Eventually the time came when Phillips appeared with the tray of after-dinner drinks, and they followed him into the living room, as Blake explained to Bert the concept of the company he was running. Gwyneth and Sybil talked about their children, and the young people followed, talking and laughing, with Augusta and Angus bringing up the rear. And just as they had the night before, when they reached the living room, which Sybil had filled with flowers for them, the Butterfields disappeared and the Gregorys stood looking at one another, alone in the room. They had done it again. No one was surprised this time, and they walked slowly upstairs, talking about their new friends.

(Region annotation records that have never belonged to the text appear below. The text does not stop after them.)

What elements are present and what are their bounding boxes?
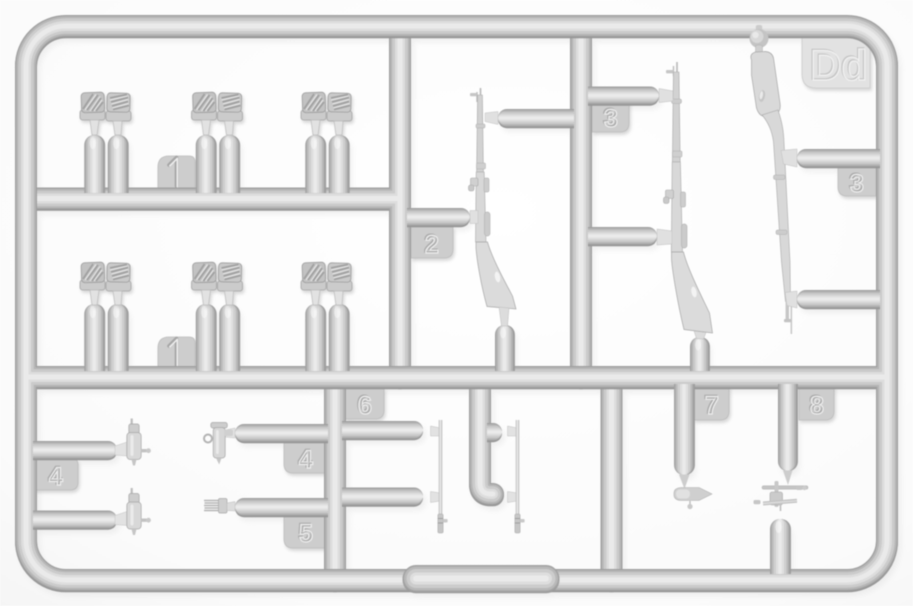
svg-text:Dd: Dd [810, 42, 867, 90]
svg-text:6: 6 [358, 392, 372, 420]
svg-text:3: 3 [850, 170, 864, 198]
svg-text:7: 7 [705, 392, 719, 420]
svg-text:4: 4 [299, 446, 313, 474]
svg-text:2: 2 [425, 231, 439, 259]
svg-text:4: 4 [49, 463, 63, 491]
svg-text:3: 3 [604, 105, 618, 133]
svg-text:5: 5 [299, 520, 313, 548]
svg-text:8: 8 [810, 392, 824, 420]
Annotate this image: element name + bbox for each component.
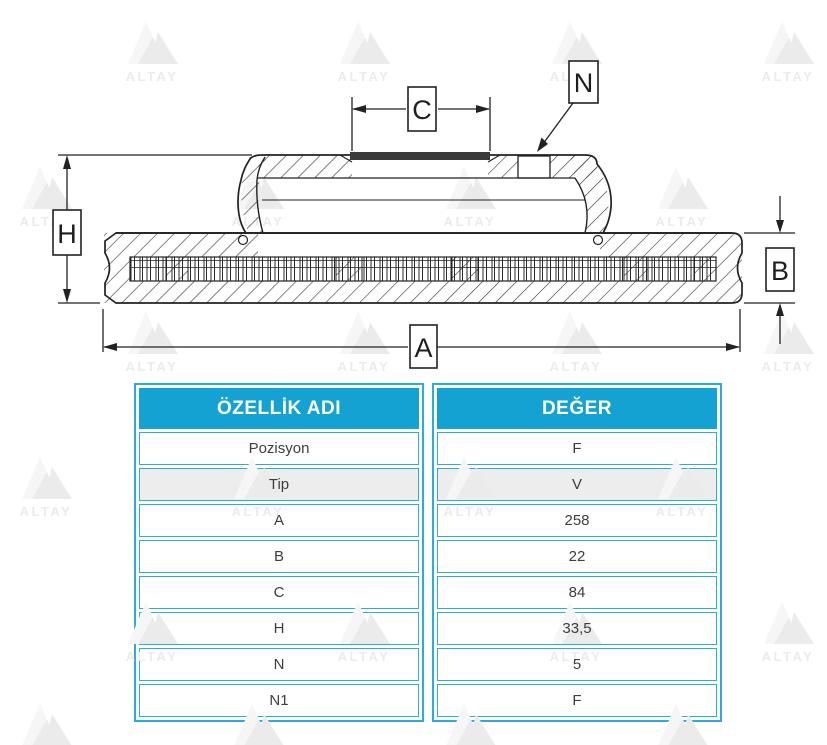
dimension-A: A bbox=[103, 309, 740, 368]
value-cell: 258 bbox=[437, 504, 717, 537]
page: ALTAYALTAYALTAYALTAYALTAYALTAYALTAYALTAY… bbox=[0, 0, 827, 745]
dim-label-H: H bbox=[57, 219, 77, 249]
property-label: Tip bbox=[269, 476, 289, 493]
table-row: F bbox=[437, 684, 717, 717]
dim-label-A: A bbox=[414, 333, 432, 363]
table-row: 84 bbox=[437, 576, 717, 609]
value-label: V bbox=[572, 476, 582, 493]
value-table: DEĞER FV258228433,55F bbox=[432, 383, 722, 722]
value-label: 258 bbox=[564, 512, 589, 529]
brake-disc-diagram: H C N B bbox=[0, 0, 827, 378]
altay-logo-icon: ALTAY bbox=[14, 453, 78, 523]
dimension-N: N bbox=[537, 61, 598, 152]
property-label: N1 bbox=[269, 692, 288, 709]
dimension-C: C bbox=[352, 87, 490, 151]
property-table: ÖZELLİK ADI PozisyonTipABCHNN1 bbox=[134, 383, 424, 722]
table-row: C bbox=[139, 576, 419, 609]
table-row: 33,5 bbox=[437, 612, 717, 645]
property-cell: Pozisyon bbox=[139, 432, 419, 465]
value-cell: F bbox=[437, 432, 717, 465]
value-cell: 84 bbox=[437, 576, 717, 609]
dimension-B: B bbox=[744, 196, 795, 344]
spec-table-area: ÖZELLİK ADI PozisyonTipABCHNN1 DEĞER FV2… bbox=[134, 383, 722, 722]
dim-label-C: C bbox=[412, 95, 432, 125]
column-header-deger: DEĞER bbox=[437, 388, 717, 429]
property-label: H bbox=[274, 620, 285, 637]
table-row: Pozisyon bbox=[139, 432, 419, 465]
altay-logo-icon: ALTAY bbox=[14, 700, 78, 745]
property-cell: H bbox=[139, 612, 419, 645]
property-label: A bbox=[274, 512, 284, 529]
value-label: 84 bbox=[569, 584, 586, 601]
table-row: V bbox=[437, 468, 717, 501]
center-bore-band bbox=[350, 152, 490, 160]
property-cell: Tip bbox=[139, 468, 419, 501]
value-label: 33,5 bbox=[562, 620, 591, 637]
table-row: 22 bbox=[437, 540, 717, 573]
property-cell: C bbox=[139, 576, 419, 609]
altay-watermark: ALTAY bbox=[14, 453, 78, 523]
dim-label-N: N bbox=[574, 68, 594, 98]
property-label: B bbox=[274, 548, 284, 565]
value-label: F bbox=[572, 440, 581, 457]
column-header-ozellik-adi: ÖZELLİK ADI bbox=[139, 388, 419, 429]
dim-label-B: B bbox=[771, 256, 789, 286]
table-row: N1 bbox=[139, 684, 419, 717]
value-label: F bbox=[572, 692, 581, 709]
table-row: 5 bbox=[437, 648, 717, 681]
property-label: C bbox=[274, 584, 285, 601]
altay-watermark: ALTAY bbox=[14, 700, 78, 745]
property-label: Pozisyon bbox=[249, 440, 310, 457]
value-cell: 33,5 bbox=[437, 612, 717, 645]
table-row: H bbox=[139, 612, 419, 645]
value-cell: 22 bbox=[437, 540, 717, 573]
table-row: A bbox=[139, 504, 419, 537]
table-row: N bbox=[139, 648, 419, 681]
watermark-text: ALTAY bbox=[20, 504, 73, 519]
table-row: B bbox=[139, 540, 419, 573]
property-cell: N bbox=[139, 648, 419, 681]
value-cell: F bbox=[437, 684, 717, 717]
property-label: N bbox=[274, 656, 285, 673]
table-row: 258 bbox=[437, 504, 717, 537]
value-label: 22 bbox=[569, 548, 586, 565]
property-cell: B bbox=[139, 540, 419, 573]
value-cell: 5 bbox=[437, 648, 717, 681]
property-cell: N1 bbox=[139, 684, 419, 717]
watermark-text: ALTAY bbox=[762, 649, 815, 664]
altay-logo-icon: ALTAY bbox=[756, 598, 820, 668]
hat-section bbox=[238, 152, 611, 245]
value-cell: V bbox=[437, 468, 717, 501]
value-label: 5 bbox=[573, 656, 581, 673]
friction-ring bbox=[104, 233, 742, 303]
property-cell: A bbox=[139, 504, 419, 537]
altay-watermark: ALTAY bbox=[756, 598, 820, 668]
table-row: Tip bbox=[139, 468, 419, 501]
bolt-hole bbox=[518, 156, 550, 178]
table-row: F bbox=[437, 432, 717, 465]
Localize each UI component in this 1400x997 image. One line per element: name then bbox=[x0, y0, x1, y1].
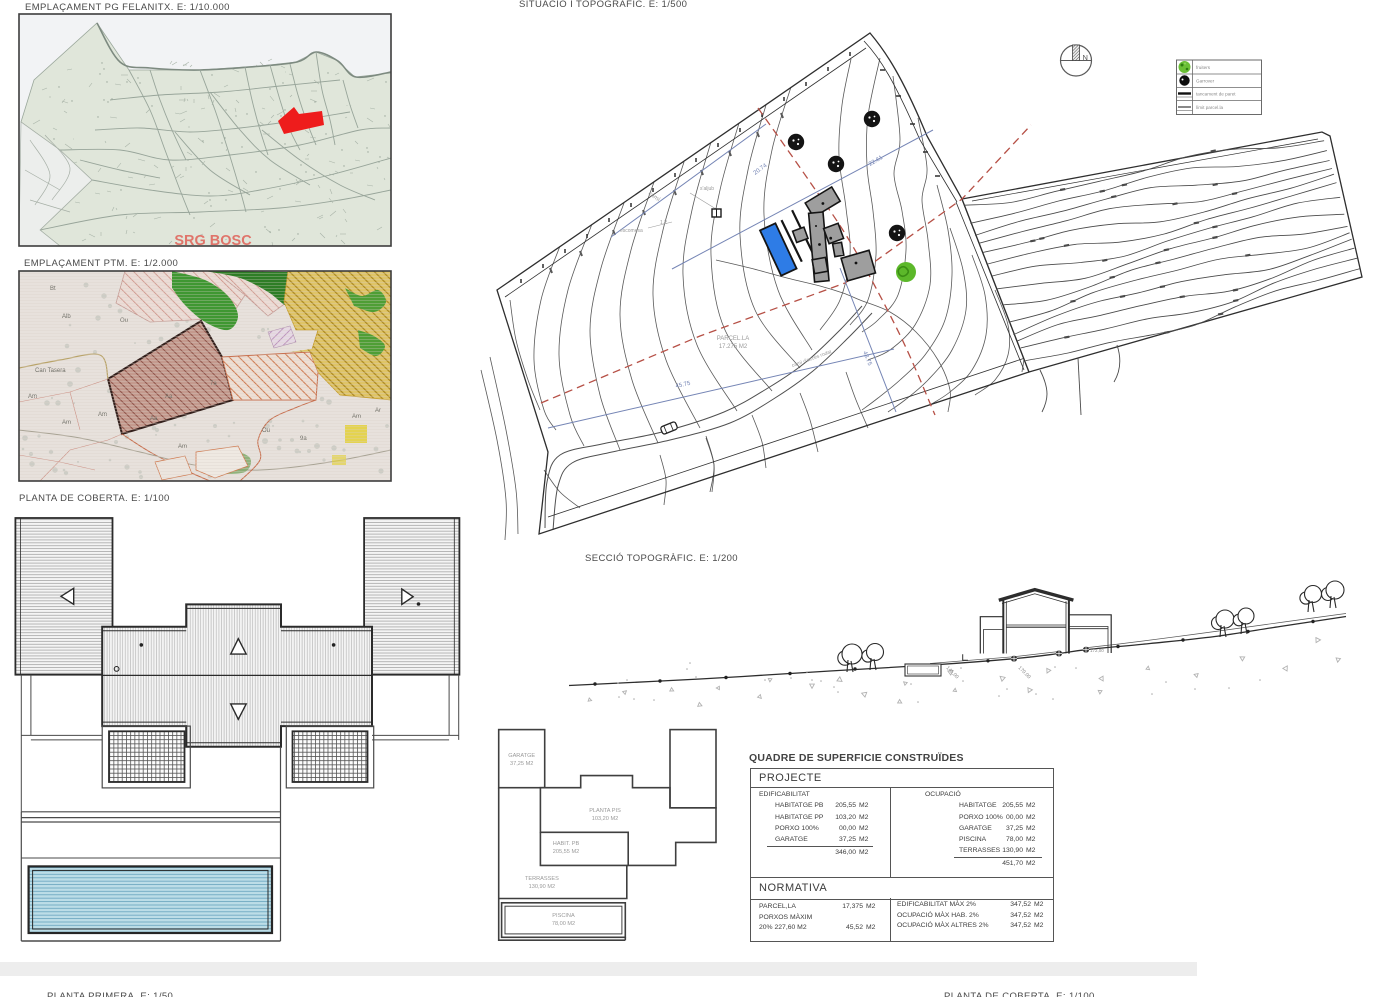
svg-text:PLANTA PIS: PLANTA PIS bbox=[589, 808, 621, 814]
svg-text:17.275 M2: 17.275 M2 bbox=[719, 344, 748, 350]
svg-text:TERRASSES: TERRASSES bbox=[525, 876, 559, 882]
svg-text:PARCEL.LA: PARCEL.LA bbox=[717, 336, 750, 342]
svg-text:tancament de paret: tancament de paret bbox=[1196, 92, 1236, 97]
svg-text:145,00: 145,00 bbox=[945, 665, 960, 680]
svg-text:170.00: 170.00 bbox=[1017, 665, 1032, 680]
svg-text:172,00: 172,00 bbox=[1090, 648, 1104, 653]
svg-text:78,00 M2: 78,00 M2 bbox=[552, 921, 575, 927]
svg-text:37,25 M2: 37,25 M2 bbox=[510, 761, 533, 767]
svg-text:HABIT. PB: HABIT. PB bbox=[553, 841, 580, 847]
svg-text:s'aljub: s'aljub bbox=[700, 186, 714, 192]
svg-text:205,55 M2: 205,55 M2 bbox=[553, 849, 579, 855]
svg-text:20.74: 20.74 bbox=[753, 163, 769, 177]
svg-text:GARATGE: GARATGE bbox=[508, 753, 535, 759]
svg-text:fruiters: fruiters bbox=[1196, 65, 1211, 70]
svg-text:límit parcel.la: límit parcel.la bbox=[1196, 105, 1224, 110]
svg-text:103,20 M2: 103,20 M2 bbox=[592, 816, 618, 822]
svg-text:43.75: 43.75 bbox=[861, 351, 872, 368]
svg-text:Garrover: Garrover bbox=[1196, 79, 1215, 84]
svg-text:45.75: 45.75 bbox=[675, 381, 692, 390]
svg-text:escomesa: escomesa bbox=[620, 228, 643, 234]
svg-text:1.2: 1.2 bbox=[660, 220, 667, 226]
svg-text:N: N bbox=[1083, 53, 1088, 62]
svg-text:130,90 M2: 130,90 M2 bbox=[529, 884, 555, 890]
svg-text:PISCINA: PISCINA bbox=[552, 913, 575, 919]
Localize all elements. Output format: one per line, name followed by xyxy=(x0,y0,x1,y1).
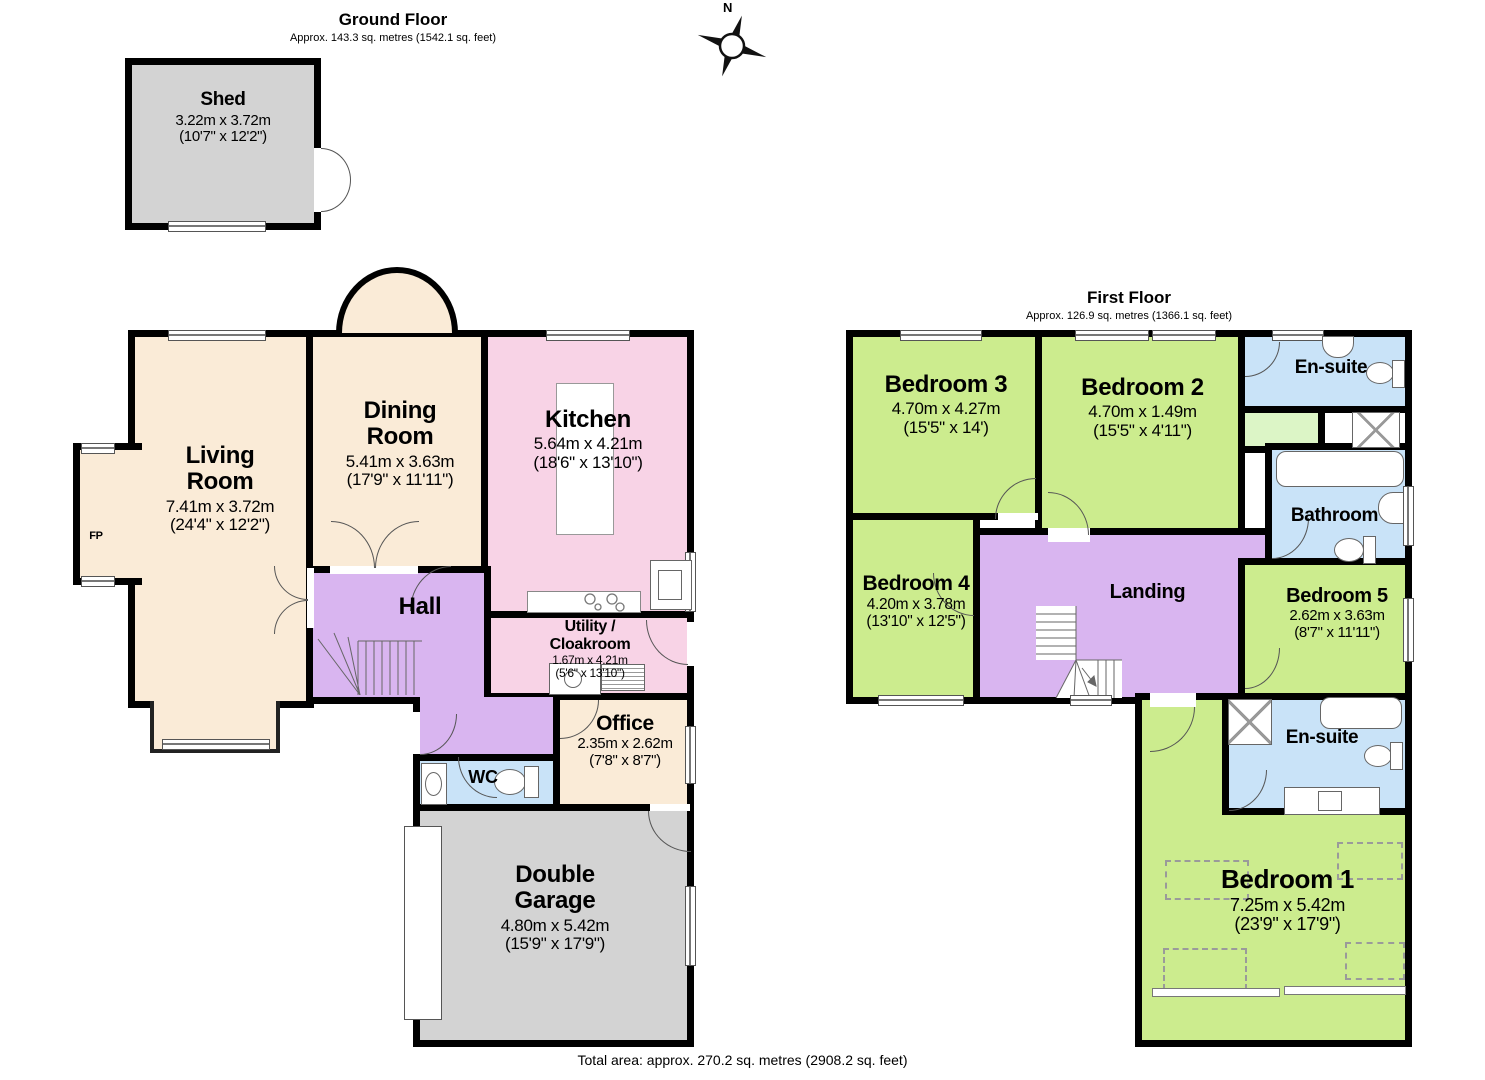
ground-floor-title: Ground Floor xyxy=(133,10,653,30)
room-bathroom-label: Bathroom xyxy=(1272,506,1397,527)
room-dining-room-label: Dining Room 5.41m x 3.63m (17'9" x 11'11… xyxy=(310,398,490,490)
room-utility-label: Utility / Cloakroom 1.67m x 4.21m (5'6" … xyxy=(495,618,685,681)
shower-icon xyxy=(1228,699,1272,745)
window xyxy=(168,221,266,232)
ground-floor-header: Ground Floor Approx. 143.3 sq. metres (1… xyxy=(133,10,653,44)
room-hall-label: Hall xyxy=(360,594,480,620)
sink-basin xyxy=(1318,791,1342,811)
door-gap xyxy=(413,712,420,754)
window xyxy=(546,330,630,341)
window xyxy=(162,739,270,750)
wall-segment xyxy=(306,697,420,704)
door-gap xyxy=(307,568,314,628)
toilet-icon xyxy=(1334,538,1364,562)
room-ensuite-bottom-label: En-suite xyxy=(1272,728,1372,749)
garage-door xyxy=(404,826,442,1020)
door-gap xyxy=(650,804,690,811)
room-shed-label: Shed 3.22m x 3.72m (10'7" x 12'2") xyxy=(133,90,313,146)
sink-basin xyxy=(658,570,682,600)
stairs-icon xyxy=(314,627,424,695)
door-gap xyxy=(687,622,694,666)
window xyxy=(685,886,696,966)
room-landing xyxy=(973,528,1272,704)
window xyxy=(1075,330,1149,341)
toilet-tank xyxy=(524,766,539,798)
toilet-tank xyxy=(1392,360,1405,388)
room-bedroom-1-label: Bedroom 1 7.25m x 5.42m (23'9" x 17'9") xyxy=(1180,865,1395,935)
window xyxy=(1403,486,1414,546)
reduced-headroom-outline xyxy=(1163,948,1247,990)
toilet-tank xyxy=(1390,742,1403,770)
window xyxy=(900,330,982,341)
ground-floor-area: Approx. 143.3 sq. metres (1542.1 sq. fee… xyxy=(133,32,653,44)
room-wc-label: WC xyxy=(448,768,518,788)
bath-icon xyxy=(1320,697,1402,729)
room-bedroom-4-label: Bedroom 4 4.20m x 3.78m (13'10" x 12'5") xyxy=(848,572,984,630)
compass-north-icon xyxy=(695,13,769,79)
room-bedroom-5-label: Bedroom 5 2.62m x 3.63m (8'7" x 11'11") xyxy=(1262,585,1412,641)
window xyxy=(1070,695,1112,706)
window xyxy=(878,695,964,706)
window xyxy=(1152,330,1216,341)
room-garage-label: Double Garage 4.80m x 5.42m (15'9" x 17'… xyxy=(440,862,670,954)
hob-icon xyxy=(527,591,641,613)
window xyxy=(168,330,266,341)
toilet-tank xyxy=(1363,536,1376,564)
reduced-headroom-outline xyxy=(1345,942,1405,980)
fireplace-label: FP xyxy=(74,530,118,542)
window xyxy=(1152,988,1280,997)
room-bedroom-3-label: Bedroom 3 4.70m x 4.27m (15'5" x 14') xyxy=(856,372,1036,438)
room-office-label: Office 2.35m x 2.62m (7'8" x 8'7") xyxy=(560,712,690,769)
first-floor-header: First Floor Approx. 126.9 sq. metres (13… xyxy=(846,288,1412,322)
first-floor-area: Approx. 126.9 sq. metres (1366.1 sq. fee… xyxy=(846,310,1412,322)
window xyxy=(81,576,115,587)
bow-window xyxy=(336,267,458,333)
room-kitchen-label: Kitchen 5.64m x 4.21m (18'6" x 13'10") xyxy=(490,407,686,473)
room-ensuite-top-label: En-suite xyxy=(1276,358,1386,379)
compass: N xyxy=(695,0,769,80)
window xyxy=(1272,330,1324,341)
bath-icon xyxy=(1276,451,1404,487)
floorplan-page: Ground Floor Approx. 143.3 sq. metres (1… xyxy=(0,0,1485,1080)
room-bedroom-2-label: Bedroom 2 4.70m x 1.49m (15'5" x 4'11") xyxy=(1045,375,1240,441)
room-landing-label: Landing xyxy=(1085,581,1210,603)
first-floor-title: First Floor xyxy=(846,288,1412,308)
room-living-room-label: Living Room 7.41m x 3.72m (24'4" x 12'2"… xyxy=(120,443,320,535)
door-gap xyxy=(314,148,321,212)
window xyxy=(81,443,115,454)
door-gap xyxy=(1150,693,1196,707)
total-area-text: Total area: approx. 270.2 sq. metres (29… xyxy=(0,1052,1485,1068)
shower-icon xyxy=(1352,412,1400,448)
door-arc xyxy=(321,148,351,212)
sink-basin xyxy=(425,772,442,796)
stairs-icon xyxy=(1036,606,1122,698)
window xyxy=(1284,986,1406,995)
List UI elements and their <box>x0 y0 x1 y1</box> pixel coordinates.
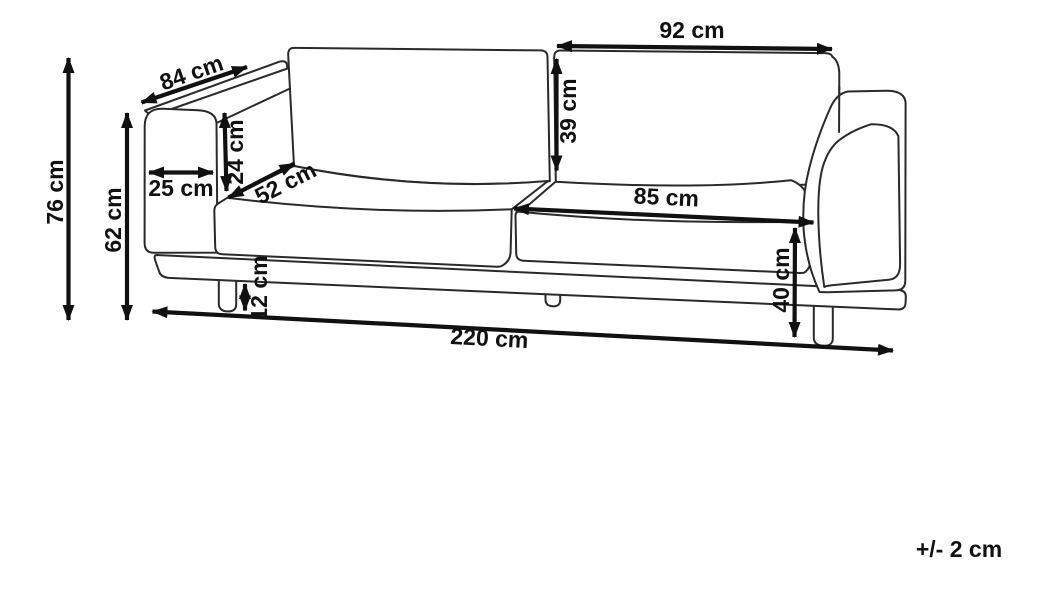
sofa-dimension-diagram: 76 cm 62 cm 84 cm 24 cm 25 cm 52 cm 92 c… <box>0 0 1048 590</box>
dim-arrow-seat-height <box>795 228 796 337</box>
diagram-canvas: 76 cm 62 cm 84 cm 24 cm 25 cm 52 cm 92 c… <box>0 0 1048 590</box>
dim-label-armrest-width: 25 cm <box>148 175 213 201</box>
dimension-armrest-width: 25 cm <box>148 173 213 202</box>
dimension-armrest-height: 62 cm <box>100 113 127 320</box>
leg-right <box>814 306 833 346</box>
back-cushion-right <box>554 50 841 186</box>
leg-left <box>219 279 236 311</box>
armrest-right-inner <box>818 124 900 287</box>
armrest-left-inner-edge <box>217 89 291 124</box>
dim-arrow-back-cushion-width <box>557 46 832 49</box>
dim-label-back-cushion-width: 92 cm <box>659 17 724 43</box>
dimension-armrest-top-above-seat: 24 cm <box>222 113 248 191</box>
dim-label-armrest-height: 62 cm <box>100 187 126 252</box>
dimension-overall-width: 220 cm <box>153 312 894 354</box>
dim-label-back-cushion-height: 39 cm <box>555 78 581 143</box>
dim-label-armrest-top-above-seat: 24 cm <box>222 119 248 184</box>
dimension-leg-height: 12 cm <box>245 255 272 320</box>
dim-label-seat-height: 40 cm <box>768 247 794 312</box>
back-cushion-left <box>288 48 550 184</box>
dim-label-overall-height: 76 cm <box>42 159 68 224</box>
dimension-back-cushion-width: 92 cm <box>557 17 832 49</box>
tolerance-note: +/- 2 cm <box>916 536 1002 562</box>
dim-label-seat-cushion-width: 85 cm <box>633 182 699 211</box>
dimension-overall-height: 76 cm <box>42 58 69 320</box>
dim-label-leg-height: 12 cm <box>246 255 272 320</box>
dim-label-overall-width: 220 cm <box>450 323 529 353</box>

“This is really strange, Mom,” Andy said, turning to his mother on the stairs with a troubled expression. Sybil didn’t attempt to deny it.

“I know it is. Things like this happen apparently, but they’re hard to explain.” No one disagreed with her, but they had all enjoyed the evening, even more than the first one. And being appropriately dressed had made them feel more at ease.

When Blake and Sybil got to their room, he took off his dinner jacket and stared at her, as though seeing someone new. She looked exceptionally beautiful, and he hadn’t seen her in an evening gown in ages. It was very romantic.

“You look spectacular tonight,” he said, as he took her in his arms and kissed her. And Sybil smiled as he held her.

“You look very handsome too.” She had always loved seeing him in evening clothes, and thought he was very dashing.

“Maybe they have the right idea, dressing for dinner every night,” Blake said, as he unzipped her dress and she stepped out of it. He admired her body in the soft light in the room, with the moonlight coming through the window. He wanted to say how strange it was to be dining with ghosts, but the odd thing was that it didn’t feel wrong, just different. It felt right to both of them, and they were both happy in their new home and new city. But all he could think about now was his wife, whatever century they were in. It really didn’t matter to him, he loved her whatever year it was.